Monday, Nov. 4 marked the deadline for Major League Baseball teams to extend any and all Qualifying Offers they wished to offer.
The Qualifying Offer is a varying figure year-to-year, calculated as the average salary among MLB’s top 125 highest-paid players. This year, that figure is $21.05 million.
In a surprising move, the Boston Red Sox elected to extend a qualifying offer to right-hander Nick Pivetta, exceeding what he was projected to fetch on the open market in terms of average annual value.
Pivetta first arrived in Boston via trade in 2020 that sent him from the Philadelphia Phillies to Boston along with Connor Seabold, in exchange for relievers Brandon Workman and Heath Hembree. In his four full seasons in Boston, the righty has posted a 4.33 ERA with a 705-to-224 strikeout-to-walk ratio, .233 batting average against and a 1.242 WHIP in 623 innings for the Red Sox.

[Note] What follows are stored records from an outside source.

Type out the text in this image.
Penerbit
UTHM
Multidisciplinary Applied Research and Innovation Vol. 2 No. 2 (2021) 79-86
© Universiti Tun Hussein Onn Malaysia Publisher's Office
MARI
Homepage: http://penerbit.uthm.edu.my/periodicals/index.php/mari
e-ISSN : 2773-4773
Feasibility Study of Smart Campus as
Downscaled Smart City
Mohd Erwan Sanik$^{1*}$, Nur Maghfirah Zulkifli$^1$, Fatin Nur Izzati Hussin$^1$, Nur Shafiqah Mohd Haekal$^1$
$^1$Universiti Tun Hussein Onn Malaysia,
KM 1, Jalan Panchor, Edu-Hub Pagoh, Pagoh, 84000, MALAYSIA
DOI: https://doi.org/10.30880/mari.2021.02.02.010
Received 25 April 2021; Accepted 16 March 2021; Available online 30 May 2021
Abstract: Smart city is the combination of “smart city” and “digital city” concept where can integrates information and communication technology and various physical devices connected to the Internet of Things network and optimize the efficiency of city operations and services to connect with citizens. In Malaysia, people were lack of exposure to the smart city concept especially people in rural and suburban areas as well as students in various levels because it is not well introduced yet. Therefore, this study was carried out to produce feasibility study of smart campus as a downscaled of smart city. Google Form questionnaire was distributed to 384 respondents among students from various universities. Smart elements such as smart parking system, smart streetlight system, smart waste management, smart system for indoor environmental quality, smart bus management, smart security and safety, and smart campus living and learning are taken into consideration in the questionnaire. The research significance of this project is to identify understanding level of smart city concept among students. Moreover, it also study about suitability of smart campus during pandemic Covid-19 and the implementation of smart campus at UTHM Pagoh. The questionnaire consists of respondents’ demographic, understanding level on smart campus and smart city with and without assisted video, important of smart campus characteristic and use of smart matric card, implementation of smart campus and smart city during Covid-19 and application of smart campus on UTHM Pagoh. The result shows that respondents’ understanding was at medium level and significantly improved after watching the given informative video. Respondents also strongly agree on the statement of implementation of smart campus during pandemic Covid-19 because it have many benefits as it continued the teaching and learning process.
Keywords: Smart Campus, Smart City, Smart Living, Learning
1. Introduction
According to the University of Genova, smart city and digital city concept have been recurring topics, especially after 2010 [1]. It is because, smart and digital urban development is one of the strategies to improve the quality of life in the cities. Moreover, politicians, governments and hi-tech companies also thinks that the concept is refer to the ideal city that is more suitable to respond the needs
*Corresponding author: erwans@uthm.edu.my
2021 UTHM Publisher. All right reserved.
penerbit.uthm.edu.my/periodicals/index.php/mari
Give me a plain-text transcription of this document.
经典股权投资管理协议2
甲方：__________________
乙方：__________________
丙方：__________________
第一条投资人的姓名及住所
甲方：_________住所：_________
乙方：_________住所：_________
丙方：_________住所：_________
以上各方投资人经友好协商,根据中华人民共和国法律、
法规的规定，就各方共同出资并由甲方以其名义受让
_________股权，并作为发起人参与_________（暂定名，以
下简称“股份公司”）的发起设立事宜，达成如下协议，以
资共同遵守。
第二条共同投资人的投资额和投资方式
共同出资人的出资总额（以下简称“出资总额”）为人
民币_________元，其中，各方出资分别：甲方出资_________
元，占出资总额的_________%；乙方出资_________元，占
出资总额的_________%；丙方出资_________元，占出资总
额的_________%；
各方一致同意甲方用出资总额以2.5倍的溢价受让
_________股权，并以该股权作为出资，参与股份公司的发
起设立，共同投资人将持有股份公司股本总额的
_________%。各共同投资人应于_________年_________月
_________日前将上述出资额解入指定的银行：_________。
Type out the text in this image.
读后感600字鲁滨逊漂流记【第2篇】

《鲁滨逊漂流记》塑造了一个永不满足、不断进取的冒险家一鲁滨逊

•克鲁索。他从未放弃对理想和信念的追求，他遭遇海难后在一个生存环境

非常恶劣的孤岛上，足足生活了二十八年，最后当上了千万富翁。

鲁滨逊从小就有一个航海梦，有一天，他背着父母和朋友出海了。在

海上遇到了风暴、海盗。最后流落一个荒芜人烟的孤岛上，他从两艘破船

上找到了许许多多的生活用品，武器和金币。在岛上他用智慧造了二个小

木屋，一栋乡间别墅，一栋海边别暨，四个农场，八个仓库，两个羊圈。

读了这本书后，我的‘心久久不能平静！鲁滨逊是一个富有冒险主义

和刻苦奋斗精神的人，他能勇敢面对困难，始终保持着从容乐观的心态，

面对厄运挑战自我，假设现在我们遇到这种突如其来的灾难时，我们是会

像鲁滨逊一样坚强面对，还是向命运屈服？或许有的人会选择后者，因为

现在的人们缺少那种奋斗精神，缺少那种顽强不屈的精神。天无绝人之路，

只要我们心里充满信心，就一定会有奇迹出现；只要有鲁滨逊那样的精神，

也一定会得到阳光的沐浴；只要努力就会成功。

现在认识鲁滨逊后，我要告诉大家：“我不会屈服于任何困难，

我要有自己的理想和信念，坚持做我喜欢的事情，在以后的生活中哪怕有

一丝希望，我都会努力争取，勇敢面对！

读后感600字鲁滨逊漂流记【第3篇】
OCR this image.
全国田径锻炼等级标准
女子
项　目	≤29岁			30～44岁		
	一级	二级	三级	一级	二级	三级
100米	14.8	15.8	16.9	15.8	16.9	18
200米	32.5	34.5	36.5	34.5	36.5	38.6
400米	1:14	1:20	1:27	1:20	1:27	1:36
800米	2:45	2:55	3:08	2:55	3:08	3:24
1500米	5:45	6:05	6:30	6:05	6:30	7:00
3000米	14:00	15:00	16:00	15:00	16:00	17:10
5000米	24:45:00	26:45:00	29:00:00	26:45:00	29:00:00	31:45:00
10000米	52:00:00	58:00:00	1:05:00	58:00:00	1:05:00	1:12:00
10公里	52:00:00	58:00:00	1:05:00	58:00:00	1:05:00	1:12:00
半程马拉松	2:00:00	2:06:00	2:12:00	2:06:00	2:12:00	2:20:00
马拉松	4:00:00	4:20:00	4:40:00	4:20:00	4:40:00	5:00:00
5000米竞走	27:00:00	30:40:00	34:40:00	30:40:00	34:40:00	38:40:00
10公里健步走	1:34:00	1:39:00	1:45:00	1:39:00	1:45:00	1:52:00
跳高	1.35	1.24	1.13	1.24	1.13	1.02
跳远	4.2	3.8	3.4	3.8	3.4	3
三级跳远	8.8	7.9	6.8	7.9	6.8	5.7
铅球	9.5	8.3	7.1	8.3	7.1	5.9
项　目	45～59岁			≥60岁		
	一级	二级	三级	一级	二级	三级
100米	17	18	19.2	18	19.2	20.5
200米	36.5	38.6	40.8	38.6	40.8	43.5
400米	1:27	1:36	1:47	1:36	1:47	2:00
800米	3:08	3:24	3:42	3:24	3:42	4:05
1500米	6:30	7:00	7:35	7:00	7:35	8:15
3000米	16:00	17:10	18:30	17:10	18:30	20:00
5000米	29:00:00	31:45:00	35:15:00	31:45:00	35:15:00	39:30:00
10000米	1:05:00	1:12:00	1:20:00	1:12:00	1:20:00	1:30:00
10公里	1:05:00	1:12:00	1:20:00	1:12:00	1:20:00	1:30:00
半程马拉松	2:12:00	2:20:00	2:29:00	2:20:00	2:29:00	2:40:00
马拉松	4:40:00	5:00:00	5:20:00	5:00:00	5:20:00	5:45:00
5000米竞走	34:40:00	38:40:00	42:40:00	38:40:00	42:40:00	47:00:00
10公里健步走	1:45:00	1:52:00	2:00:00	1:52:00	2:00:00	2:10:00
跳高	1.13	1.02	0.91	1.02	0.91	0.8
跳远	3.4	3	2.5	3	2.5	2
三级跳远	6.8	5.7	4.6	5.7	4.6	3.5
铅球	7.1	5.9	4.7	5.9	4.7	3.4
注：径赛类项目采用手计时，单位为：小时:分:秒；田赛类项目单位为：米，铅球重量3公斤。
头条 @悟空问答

Although he reached the 30-start threshold in both 2021 and 2022, Pivetta found himself in the Red Sox’s bullpen in 2023 after starting the year with a 6.30 ERA through his first eight starts.
The decision comes as a shock to some as it is coupled with the Red Sox’s decision to not extend the same Qualifying Offer to outfielder Tyler O’Neill.
Boston’s two biggest needs are starting pitching and right-handed hitting, but in extending the Qualifying Offer to Pivetta and not O’Neill, it seems as though the Red Sox’s front office could be signaling that they are willing to externally acquire the right-handed power they so desperately need.